The following is in response to The Philadelphia Inquirer’s political cartoon from Thursday, June 6 (Pa. cyber schools got their report card) from Ana Meyers, Executive Director of the Pennsylvania Coalition of Public Charter Schools (PCPCS). Please note, the Inquirer chose not to publish this response.
Unfortunately, I cannot say that I was shocked to see the disrespectful and misleading political cartoon published by The Philadelphia Inquirer on Thursday, June 6 (“Pa. cyber schools got their report card”), but I do believe that the thousands of students and their families who have chosen to enroll in a public cyber charter school deserve more respect and a greater reliance on facts in the Inquirer’s opinion pieces.

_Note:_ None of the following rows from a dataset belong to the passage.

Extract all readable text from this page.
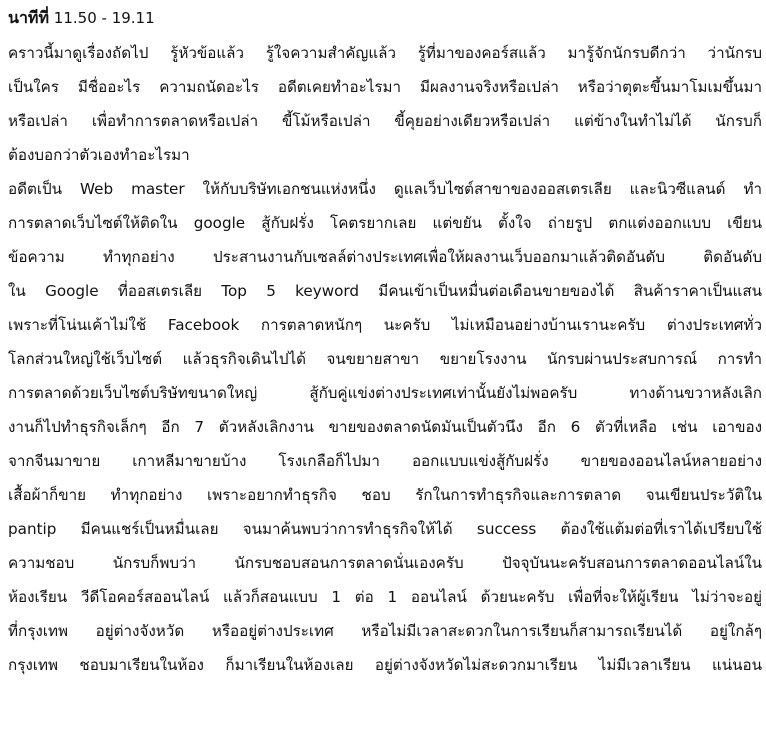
นาทีที่ 11.50 - 19.11
คราวนี้มาดูเรื่องถัดไป รู้หัวข้อแล้ว รู้ใจความสำคัญแล้ว รู้ที่มาของคอร์สแล้ว มารู้จักนักรบดีกว่า ว่านักรบ
เป็นใคร มีชื่ออะไร ความถนัดอะไร อดีตเคยทำอะไรมา มีผลงานจริงหรือเปล่า หรือว่าตุตะขึ้นมาโมเมขึ้นมา
หรือเปล่า เพื่อทำการตลาดหรือเปล่า ขี้โม้หรือเปล่า ขี้คุยอย่างเดียวหรือเปล่า แต่ข้างในทำไม่ได้ นักรบก็
ต้องบอกว่าตัวเองทำอะไรมา
อดีตเป็น Web master ให้กับบริษัทเอกชนแห่งหนึ่ง ดูแลเว็บไซต์สาขาของออสเตรเลีย และนิวซีแลนด์ ทำ
การตลาดเว็บไซต์ให้ติดใน google สู้กับฝรั่ง โคตรยากเลย แต่ขยัน ตั้งใจ ถ่ายรูป ตกแต่งออกแบบ เขียน
ข้อความ ทำทุกอย่าง ประสานงานกับเซลล์ต่างประเทศเพื่อให้ผลงานเว็บออกมาแล้วติดอันดับ ติดอันดับ
ใน Google ที่ออสเตรเลีย Top 5 keyword มีคนเข้าเป็นหมื่นต่อเดือนขายของได้ สินค้าราคาเป็นแสน
เพราะที่โน่นเค้าไม่ใช้ Facebook การตลาดหนักๆ นะครับ ไม่เหมือนอย่างบ้านเรานะครับ ต่างประเทศทั่ว
โลกส่วนใหญ่ใช้เว็บไซต์ แล้วธุรกิจเดินไปได้ จนขยายสาขา ขยายโรงงาน นักรบผ่านประสบการณ์ การทำ
การตลาดด้วยเว็บไซต์บริษัทขนาดใหญ่ สู้กับคู่แข่งต่างประเทศเท่านั้นยังไม่พอครับ ทางด้านขวาหลังเลิก
งานก็ไปทำธุรกิจเล็กๆ อีก 7 ตัวหลังเลิกงาน ขายของตลาดนัดมันเป็นตัวนึง อีก 6 ตัวที่เหลือ เช่น เอาของ
จากจีนมาขาย เกาหลีมาขายบ้าง โรงเกลือก็ไปมา ออกแบบแข่งสู้กับฝรั่ง ขายของออนไลน์หลายอย่าง
เสื้อผ้าก็ขาย ทำทุกอย่าง เพราะอยากทำธุรกิจ ชอบ รักในการทำธุรกิจและการตลาด จนเขียนประวัติใน
pantip มีคนแชร์เป็นหมื่นเลย จนมาค้นพบว่าการทำธุรกิจให้ได้ success ต้องใช้แต้มต่อที่เราได้เปรียบใช้
ความชอบ นักรบก็พบว่า นักรบชอบสอนการตลาดนั่นเองครับ ปัจจุบันนะครับสอนการตลาดออนไลน์ใน
ห้องเรียน วีดีโอคอร์สออนไลน์ แล้วก็สอนแบบ 1 ต่อ 1 ออนไลน์ ด้วยนะครับ เพื่อที่จะให้ผู้เรียน ไม่ว่าจะอยู่
ที่กรุงเทพ อยู่ต่างจังหวัด หรืออยู่ต่างประเทศ หรือไม่มีเวลาสะดวกในการเรียนก็สามารถเรียนได้ อยู่ใกล้ๆ
กรุงเทพ ชอบมาเรียนในห้อง ก็มาเรียนในห้องเลย อยู่ต่างจังหวัดไม่สะดวกมาเรียน ไม่มีเวลาเรียน แน่นอน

The cartoon, which was in response to a report released by Stanford University’s Center for Research on Education Outcomes (CREDO) on charter school performance, failed to accurately reflect the findings of the report. For one, the CREDO report clearly shows that Pennsylvania’s charter school are educating: a higher percentage of students in poverty compared to traditional public schools (66 percent compared to 43 percent); a higher percentage of special education students than district schools (16 percent compared to 15 percent); and a significantly higher percentage of black students compared to traditional public schools (43 percent compared to 12 percent). Additionally, in urban areas (like Philadelphia) charter schools are producing better outcomes for low-income, minority students compared to the school district.
Conveniently, the Inquirer also seemed to base this cartoon on the interpretations of the report offered by anti-school choice groups and condemned cyber charter schools without considering the families who have chosen these schools. Parents choose cyber charter schools because their child is not being well-served by their traditional public school and the demand for charters grows every year…what does that say about Pennsylvania’s school districts? Perhaps the Inquirer’s opinion editors should go back and read an article written by their own reporters in February on the “nearly 30,000” students in Philadelphia who applied for a charter school in the 2019-20 school year.
It is my hope that in the future the Inquirer will respect the choices of Pennsylvania’s families who seek an educational option outside of their school district.